Members of Parliaments (MPs) and Council Secretariat officials are doing pretty much whatever takes their fancy or that which they know will further their political and personal interests, but disguised as development initiatives for the poor.

MPs and officials are busy flouting guidelines. Fraud, corruption and misprocurement are the common denominators in the management of the Local Development Fund (LDF), the Constituency Development Fund (CDF) and the District Development Fund (DDF).

These funds are one big mess and there does not seem to be a clear line of accountability. Where is the problem?

First, it is not necessary to have so many funds doing the same things. To appreciate my point, one needs to understand what these funds are there for.

Let’s start with LDF. It was designed to pool together all funding for local development initiatives into one basket to realise a harmonised approach in their implementation to achieve efficiency and effectiveness of development resources.

Thus, its mission has been to ensure sufficient, harmonised and decentralised development funding for Local Authorities and achievement of improved development outcomes at local and community level.

Ideally, therefore, there should only have been LDF—with CDF and DDF pouring into the basket. In terms of functionality, all the three funds eye same goals.

For example, the main purpose of the LDF is to improve community livelihoods and local service delivery through mobilisation and financing of socioeconomic development interventions and local capacity enhancement at the Local Council and Community.

Now look at what CDF does. It channels money from the central government directly to electoral constituencies for local infrastructure projects—again, benefitting communities. The DDF has almost identical objectives.

The question is: why are we having three funds in a council that delivers the same outputs and outcomes? Should anyone be surprised that there is so much confusion and free-for-all behaviour when it comes to these funds?

With so much chaos, how can decentralisation processes, including participatory budgeting—in which community members directly decide how to spend part of a public budget—be anywhere close to reality?

How do we ensure that the system indeed gives real power to the people and ensures that people are involved in the political process?

With the current confusion, none of these questions can bring positive answers unless we overhaul the current system for managing local development financing mechanisms.

My proposals are radical. First, the LDF, CDF and DDF must be dissolved and be replaced with one fund that harmonises and coordinates all local level financing mechanisms.

New guidelines must be developed for this new fund that takes out (a) the duplicity, (b) sharply cuts the power that MPs have over allocation of resources at council level when they already have the chance to do so at national level and (c) holds Council secretariats accountable—an oversight role that should be left to ward councillors.

In other words, there should be just one fund for community development that truly embraces demand driven and participatory development principles.

Second, the LDF Technical Support Team (TST)—which mobilises and provides technical backstopping on LDF resources—must be disbanded. The same should happen to the National Local Government Finance Committee (NLGFC).

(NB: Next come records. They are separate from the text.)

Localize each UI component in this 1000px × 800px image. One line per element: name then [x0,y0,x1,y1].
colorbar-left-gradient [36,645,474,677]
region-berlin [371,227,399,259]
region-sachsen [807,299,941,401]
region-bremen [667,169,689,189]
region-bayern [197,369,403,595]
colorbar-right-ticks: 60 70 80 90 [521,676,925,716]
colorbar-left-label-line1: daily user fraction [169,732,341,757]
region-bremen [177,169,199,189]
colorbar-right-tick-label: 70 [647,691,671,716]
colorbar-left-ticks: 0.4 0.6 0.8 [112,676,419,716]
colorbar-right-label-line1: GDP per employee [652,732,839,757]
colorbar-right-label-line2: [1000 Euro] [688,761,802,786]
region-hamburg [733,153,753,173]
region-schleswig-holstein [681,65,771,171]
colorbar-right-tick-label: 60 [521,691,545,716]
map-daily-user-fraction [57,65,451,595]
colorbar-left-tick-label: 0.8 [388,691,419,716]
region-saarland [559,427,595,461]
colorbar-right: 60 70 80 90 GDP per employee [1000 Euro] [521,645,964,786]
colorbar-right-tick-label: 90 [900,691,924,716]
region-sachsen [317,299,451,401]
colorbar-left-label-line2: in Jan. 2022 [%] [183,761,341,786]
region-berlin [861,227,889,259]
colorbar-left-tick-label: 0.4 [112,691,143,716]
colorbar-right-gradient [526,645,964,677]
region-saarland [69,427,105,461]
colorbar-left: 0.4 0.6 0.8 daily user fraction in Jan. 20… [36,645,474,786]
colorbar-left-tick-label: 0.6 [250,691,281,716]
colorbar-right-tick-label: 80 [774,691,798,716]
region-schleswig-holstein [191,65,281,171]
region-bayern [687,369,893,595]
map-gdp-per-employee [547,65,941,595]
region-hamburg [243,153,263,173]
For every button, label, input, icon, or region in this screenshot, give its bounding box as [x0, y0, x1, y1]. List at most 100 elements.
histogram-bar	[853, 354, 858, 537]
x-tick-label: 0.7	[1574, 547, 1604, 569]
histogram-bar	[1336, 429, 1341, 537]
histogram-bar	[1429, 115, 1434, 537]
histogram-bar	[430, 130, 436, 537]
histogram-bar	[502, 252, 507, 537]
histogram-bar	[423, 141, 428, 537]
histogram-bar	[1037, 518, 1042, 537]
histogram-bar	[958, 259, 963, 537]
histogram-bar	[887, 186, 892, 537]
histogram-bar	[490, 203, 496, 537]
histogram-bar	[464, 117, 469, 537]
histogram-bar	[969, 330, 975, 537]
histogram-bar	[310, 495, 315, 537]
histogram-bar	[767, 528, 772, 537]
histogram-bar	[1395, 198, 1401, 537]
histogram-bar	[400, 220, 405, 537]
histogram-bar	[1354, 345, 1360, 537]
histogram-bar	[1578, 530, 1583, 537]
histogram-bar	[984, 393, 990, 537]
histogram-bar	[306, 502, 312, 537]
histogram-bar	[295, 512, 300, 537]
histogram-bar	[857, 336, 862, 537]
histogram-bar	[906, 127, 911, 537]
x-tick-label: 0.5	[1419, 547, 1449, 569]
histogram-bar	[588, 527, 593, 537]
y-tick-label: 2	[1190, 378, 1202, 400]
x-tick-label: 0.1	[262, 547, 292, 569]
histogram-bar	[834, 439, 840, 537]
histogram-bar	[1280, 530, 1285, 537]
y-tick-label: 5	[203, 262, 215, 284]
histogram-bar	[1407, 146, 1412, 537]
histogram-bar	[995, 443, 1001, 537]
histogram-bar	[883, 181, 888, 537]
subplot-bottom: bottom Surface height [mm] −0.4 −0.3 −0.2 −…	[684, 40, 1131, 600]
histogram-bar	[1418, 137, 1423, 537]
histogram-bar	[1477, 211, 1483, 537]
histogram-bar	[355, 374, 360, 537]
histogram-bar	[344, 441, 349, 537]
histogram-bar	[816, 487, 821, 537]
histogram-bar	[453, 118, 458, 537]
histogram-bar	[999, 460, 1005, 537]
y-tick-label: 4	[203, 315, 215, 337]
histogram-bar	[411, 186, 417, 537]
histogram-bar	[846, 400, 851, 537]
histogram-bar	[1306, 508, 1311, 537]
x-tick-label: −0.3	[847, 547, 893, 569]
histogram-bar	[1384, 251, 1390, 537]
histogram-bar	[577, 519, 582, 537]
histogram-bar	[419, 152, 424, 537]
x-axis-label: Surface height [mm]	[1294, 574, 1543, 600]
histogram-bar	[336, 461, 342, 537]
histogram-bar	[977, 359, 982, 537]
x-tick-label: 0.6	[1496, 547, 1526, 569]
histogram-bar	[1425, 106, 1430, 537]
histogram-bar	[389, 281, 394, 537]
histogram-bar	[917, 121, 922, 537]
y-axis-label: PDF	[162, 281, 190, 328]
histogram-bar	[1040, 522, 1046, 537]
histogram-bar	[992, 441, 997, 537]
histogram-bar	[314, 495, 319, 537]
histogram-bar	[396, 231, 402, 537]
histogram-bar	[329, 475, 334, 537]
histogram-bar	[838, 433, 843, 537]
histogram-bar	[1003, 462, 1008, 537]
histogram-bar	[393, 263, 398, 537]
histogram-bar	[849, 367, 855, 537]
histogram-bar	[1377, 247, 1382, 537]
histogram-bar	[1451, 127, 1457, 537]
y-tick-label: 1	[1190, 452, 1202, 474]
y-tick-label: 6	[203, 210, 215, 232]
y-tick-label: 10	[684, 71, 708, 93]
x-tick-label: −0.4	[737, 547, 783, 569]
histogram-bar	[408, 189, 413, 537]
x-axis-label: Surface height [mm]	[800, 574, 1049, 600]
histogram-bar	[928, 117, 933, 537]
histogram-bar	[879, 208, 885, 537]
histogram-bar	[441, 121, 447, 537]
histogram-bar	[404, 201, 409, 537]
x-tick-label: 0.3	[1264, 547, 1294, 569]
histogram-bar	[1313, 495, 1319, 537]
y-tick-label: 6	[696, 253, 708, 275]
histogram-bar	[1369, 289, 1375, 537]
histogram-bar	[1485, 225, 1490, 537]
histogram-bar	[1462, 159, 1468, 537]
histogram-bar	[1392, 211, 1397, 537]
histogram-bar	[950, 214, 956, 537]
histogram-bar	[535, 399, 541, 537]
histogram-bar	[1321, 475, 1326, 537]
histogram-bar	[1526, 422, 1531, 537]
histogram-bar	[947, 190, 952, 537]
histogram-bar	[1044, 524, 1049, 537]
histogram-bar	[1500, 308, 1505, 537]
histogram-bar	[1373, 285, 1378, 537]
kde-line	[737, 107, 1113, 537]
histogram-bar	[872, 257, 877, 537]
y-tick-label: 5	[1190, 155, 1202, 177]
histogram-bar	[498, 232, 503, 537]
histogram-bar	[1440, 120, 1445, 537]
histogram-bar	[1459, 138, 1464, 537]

Out of these two institutions, a new body with legal mandate in form of an authority or commission should be set up to mobilise and oversee all council and community level resources.

This institution should, when it comes to fiduciary issues, report directly to the Ministry of Finance, but the line Ministry—and for local development policy direction—should be the Ministry of Local Government and Rural Development. Parliament, through relevant committees, would provide oversight to this institution which, by the way, should be given powers to sanction errant councils. And, most importantly, its full time job should be to harmonise local development financing, develop guidelines and operational tools.

That would help end the current chaos and stop the fiscal bleeding. But my proposals require political courage, which is really in short supply at the moment.